Último dia do Restaurant Week. A noite começa com uma pancada nas minhas costas, a caminho do restaurante. Que raio? Uma pedra? Terá sido um carro que, a passar com mais velocidade, lançou uma pedrita que me acertou? Não. Teria doído, mas não doeu - senti apenas um impacto. Olhei para cima. O João, enojado, oferece-se carinhosamente - apesar do esforço para combater o vómito - para ir lavar a cagadela à casa de banho do restaurante. Sempre ouvi dizer que dava sorte e a noite de facto correu bem, por isso suponho que seja verdade.
O Aura tem um espaço muito simpático, refinado e com uns toques de Lisboa antiga nas arcadas.

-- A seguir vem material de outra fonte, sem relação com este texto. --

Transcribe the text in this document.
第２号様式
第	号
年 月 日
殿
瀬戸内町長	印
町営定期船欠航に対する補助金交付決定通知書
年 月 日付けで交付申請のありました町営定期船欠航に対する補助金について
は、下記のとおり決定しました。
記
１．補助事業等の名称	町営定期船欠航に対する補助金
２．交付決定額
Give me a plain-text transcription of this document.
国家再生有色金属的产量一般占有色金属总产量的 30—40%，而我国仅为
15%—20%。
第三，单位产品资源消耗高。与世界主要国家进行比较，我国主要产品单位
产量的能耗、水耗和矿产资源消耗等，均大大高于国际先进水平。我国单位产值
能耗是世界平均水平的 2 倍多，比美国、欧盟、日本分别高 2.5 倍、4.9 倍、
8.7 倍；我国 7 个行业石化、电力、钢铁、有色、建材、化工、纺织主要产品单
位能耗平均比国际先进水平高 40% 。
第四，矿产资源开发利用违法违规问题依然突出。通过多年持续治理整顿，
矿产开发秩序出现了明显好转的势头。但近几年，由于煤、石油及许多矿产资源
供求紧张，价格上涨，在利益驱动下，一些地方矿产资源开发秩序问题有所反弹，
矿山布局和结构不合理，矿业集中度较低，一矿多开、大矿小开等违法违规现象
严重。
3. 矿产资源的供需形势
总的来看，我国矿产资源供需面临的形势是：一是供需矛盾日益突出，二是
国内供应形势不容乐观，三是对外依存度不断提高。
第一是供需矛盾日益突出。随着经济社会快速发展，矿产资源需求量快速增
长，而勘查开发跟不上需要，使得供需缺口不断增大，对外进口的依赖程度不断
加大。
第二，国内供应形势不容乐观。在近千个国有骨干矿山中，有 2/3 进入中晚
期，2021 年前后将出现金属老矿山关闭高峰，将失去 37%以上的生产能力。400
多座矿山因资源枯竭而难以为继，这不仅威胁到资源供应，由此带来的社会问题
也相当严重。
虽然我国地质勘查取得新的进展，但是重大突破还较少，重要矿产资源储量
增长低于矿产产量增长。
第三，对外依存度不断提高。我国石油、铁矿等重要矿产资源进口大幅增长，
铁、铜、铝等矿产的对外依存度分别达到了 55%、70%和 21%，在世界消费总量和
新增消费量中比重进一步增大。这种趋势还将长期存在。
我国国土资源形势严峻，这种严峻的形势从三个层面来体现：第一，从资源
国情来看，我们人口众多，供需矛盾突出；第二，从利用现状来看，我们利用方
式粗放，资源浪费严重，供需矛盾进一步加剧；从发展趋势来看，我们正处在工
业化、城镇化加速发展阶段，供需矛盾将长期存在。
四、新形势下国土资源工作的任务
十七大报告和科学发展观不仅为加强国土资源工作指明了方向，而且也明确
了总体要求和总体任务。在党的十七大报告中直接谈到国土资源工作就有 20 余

O empregado tardou a vir oferecer o "cóvér" (apeteceu-me perguntar "e o que é que há?") - os molhos e manteigas não convenceram. Estava também distraído e nem me perguntou que tipo de pão eu queria, nem me ouviu a pedir o pão com sementes de papoila. Pôs um qualquer no prato, substituindo-o depois de eu me convencer a falar mais alto. Minutos depois chegaram as entradas, que podiam ter esperado mais uns minutos para de facto provarmos com calma o "cóvér".
Cesto de parmesão com espinafres frescos, bacon estaladiço e molho de iogurte. Um cesto bonito e inovador que pecou por ter sido feito com demasiada antecedência. Seria simpático estar mais estaladiço, mas era quase impossível falhar com bacon!
Casca de mexilhão gratinado em broa de milho tostada e lima caramelizada. Como as restantes entradas, a dose era bem servida. Não provei devido à aversão por bivalves em geral, mas diz que estava bom. Uma sorte terem servido o mexilhão e não só a casca (piada fácil!...).
Sopa de peixe, croutons aromatizados. Era um bom caldo de marisco com peixe - mas os chefs ou as pessoas que formulam o nome dos pratos só ganhavam em dar-lhes nomes adequados, evitando assim que o cliente fique desiludido ou estranhe o sabor, por estar a preparar o palato para uma coisa que não vai provar.
Bochechas de porco preto em vinho tinto com migas de espargos selvagem. Bochechas tenrinhas (mas não tanto como as da Quinta dos Frades), molho denso, migas extraordinárias que fizeram lembrar a Adega do Alentejano em Évora.
Posta mirandesa com couve tronchuda e broa de milho. Carne deliciosa e legumes muito bem temperados. Reconfortante, convenceu-me a voltar um dia.
Filete de dourada recheado com legumes, batata doce. Apesar de saboroso, não era nada que não se conseguisse fazer em casa. Não impressionou.
aura emotion. Um suspiro e creme de chocolate. Muito bom, mas não ao ponto de nos fazer suspirar (outra piada fácil...).
Sinfonia de creme brulé. O pote da esquerda decorado com mirtilos, o do meio com physalis, o da direita com framboesas. Que engraçado, disse eu. Sabe mesmo a mirtilo. E o do meio, tão interessante. Mas não deve ser physalis, porque não tem essa acidez... Humm, já penso sobre o assunto. E o da direita, que giro, sabe mesmo a framboesa.
Uma textura cremosa, mas talvez pesada demais para um prato de três degustações (ou as doses deveriam ser menores aqui). O do meio assombrava-me. Mas o que é? Colher aqui, colher ali, desfaz o creme no palato com a ponta da língua. E de repente fez-se luz. É avelã. Sim, é avelã. O Paulo concorda comigo.
O empregado vem levantar os pratos e, só para confirmar, perguntamos: o do meio, o mais escuro, era de quê? O das "bolinhas", diz ele, era de baunilha, o escuro era chocolate e o com as framboesas era de frutos vermelhos.
Fiquei confusa. Chocolate? Mas eu teria reconhecido esse sabor... Ou não? Mas talvez não deva acreditar na palavra de uma pessoa que chama "bolinhas" a mirtilos. Quanto ao terceiro, não estava muito longe da verdade. Mas como pude confundir baunilha com mirtilos e chocolate com avelã?
Uma noite a ficar na memória, que mais não seja por ficar escandalizada com o discernimento do meu palato.